Crédito consignado: vantagens, riscos e cuidados
Modalidade tem juros menores, mas exige atenção especial ao impacto no contracheque.
O crédito consignado tem juros entre os mais baixos do mercado justamente porque o pagamento é descontado diretamente em folha de salário ou benefício, reduzindo o risco do credor. Mas a mesma facilidade vira armadilha quando contratado sem necessidade real ou no limite máximo da margem.
Quem pode contratar e regras de margem
Servidores públicos, aposentados e pensionistas do INSS e trabalhadores CLT em empresas conveniadas. A margem consignável é regulada pela Lei 14.431/2022 e regulamentos do INSS. Limite geral: 45% do benefício líquido (35% para empréstimos, 5% para cartão consignado, 5% para cartão consignado de benefício). Servidores e CLT seguem regras específicas conforme órgão/convenção.
Taxas máximas (INSS)
O Conselho Nacional de Previdência Social (CNPS) define periodicamente o teto de juros do consignado INSS. Consulte sempre o limite vigente no portal Meu INSS e no Banco Central antes de contratar — taxas acima do teto são irregulares e podem ser revisadas.
Vantagens
- Juros significativamente menores que crédito pessoal comum, cartão e cheque especial.
- Aprovação simplificada (risco baixo para o credor).
- Parcelas previsíveis, com débito automático em folha.
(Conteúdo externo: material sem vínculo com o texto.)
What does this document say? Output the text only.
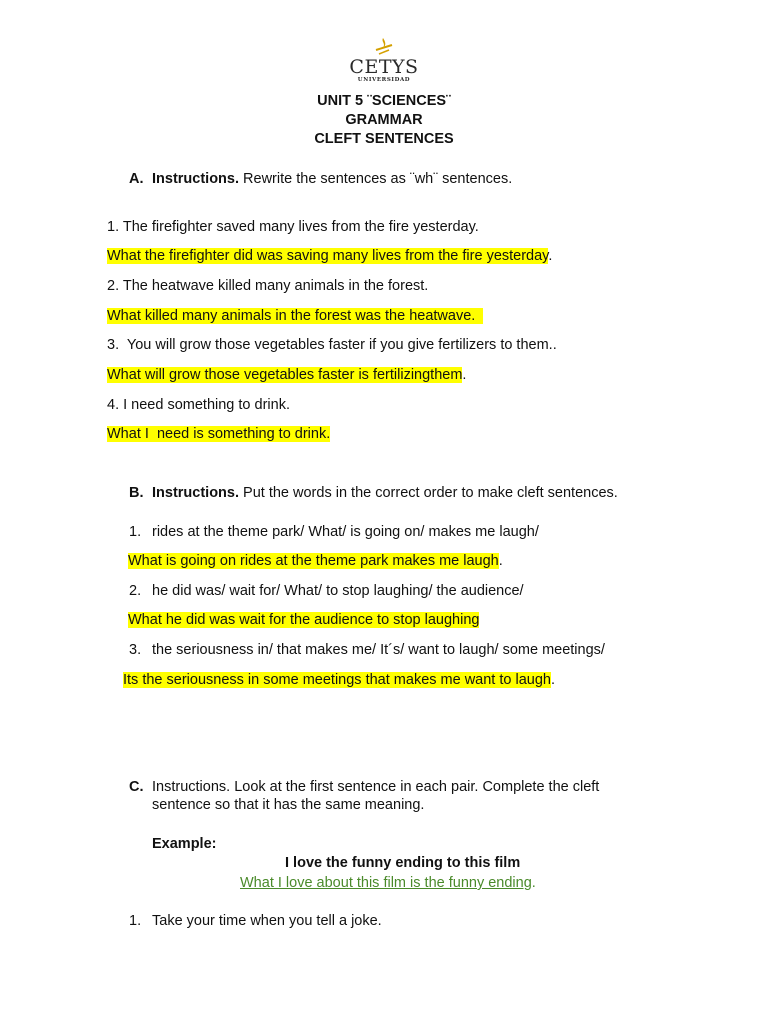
CETYS
UNIVERSIDAD
UNIT 5 ¨SCIENCES¨
GRAMMAR
CLEFT SENTENCES
A. Instructions. Rewrite the sentences as ¨wh¨ sentences.
1. The firefighter saved many lives from the fire yesterday.
What the firefighter did was saving many lives from the fire yesterday.
2. The heatwave killed many animals in the forest.
What killed many animals in the forest was the heatwave.
3.  You will grow those vegetables faster if you give fertilizers to them..
What will grow those vegetables faster is fertilizingthem.
4. I need something to drink.
What I  need is something to drink.
B. Instructions. Put the words in the correct order to make cleft sentences.
1. rides at the theme park/ What/ is going on/ makes me laugh/
What is going on rides at the theme park makes me laugh.
2. he did was/ wait for/ What/ to stop laughing/ the audience/
What he did was wait for the audience to stop laughing
3. the seriousness in/ that makes me/ It´s/ want to laugh/ some meetings/
Its the seriousness in some meetings that makes me want to laugh.
C. Instructions. Look at the first sentence in each pair. Complete the cleft
sentence so that it has the same meaning.
Example:
I love the funny ending to this film
What I love about this film is the funny ending.
1. Take your time when you tell a joke.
- Pode ser ferramenta para refinanciar dívidas mais caras (substituir cartão por consignado).
Riscos e cuidados
- Margem consignável usada por completo deixa o orçamento sem folga para imprevistos.
- Contrato de longo prazo (até 96 meses no INSS) significa juros acumulados elevados em valores absolutos.
- Cancelamento exige quitação antecipada — nem sempre fácil.
- Vendas casadas: alguns intermediários incluem seguros e cartões não solicitados.
- Assédio comercial: ligações insistentes para aposentados são prática comum (e ilegal sem consentimento).
Direito ao arrependimento e portabilidade
Há 7 dias para arrependimento conforme art. 49 do Código de Defesa do Consumidor. Também é possível fazer portabilidade do consignado para outro banco com taxa menor — direito assegurado pela Resolução CMN 4.292/2013.
Quando faz sentido contratar
- Para trocar dívida cara (cartão, cheque especial) por taxa menor.
- Em emergências legítimas, com prazo curto e parcela confortável.
- Quando há sobra clara no orçamento mesmo após a parcela.
Quando NÃO contratar
- Para gastos supérfluos ou viagens.
- Por pressão comercial ou oferta 'imperdível'.
- Sem comparar pelo menos 3 instituições autorizadas pelo BCB.
- Se a margem já está comprometida em 30% ou mais.
Fontes consultadas
- Lei 14.431/2022 — margem consignável
- Meu INSS — regras do consignado para aposentados e pensionistas
- Resolução CMN 4.292/2013 — portabilidade de crédito
- Código de Defesa do Consumidor (art. 49) — direito ao arrependimento
- relação de instituições autorizadas pelo Banco Central
- consumidor.gov.br — reclamações
Dados verificados em junho de 2026. Tetos de juros e margens podem mudar; consulte sempre fontes oficiais antes de contratar.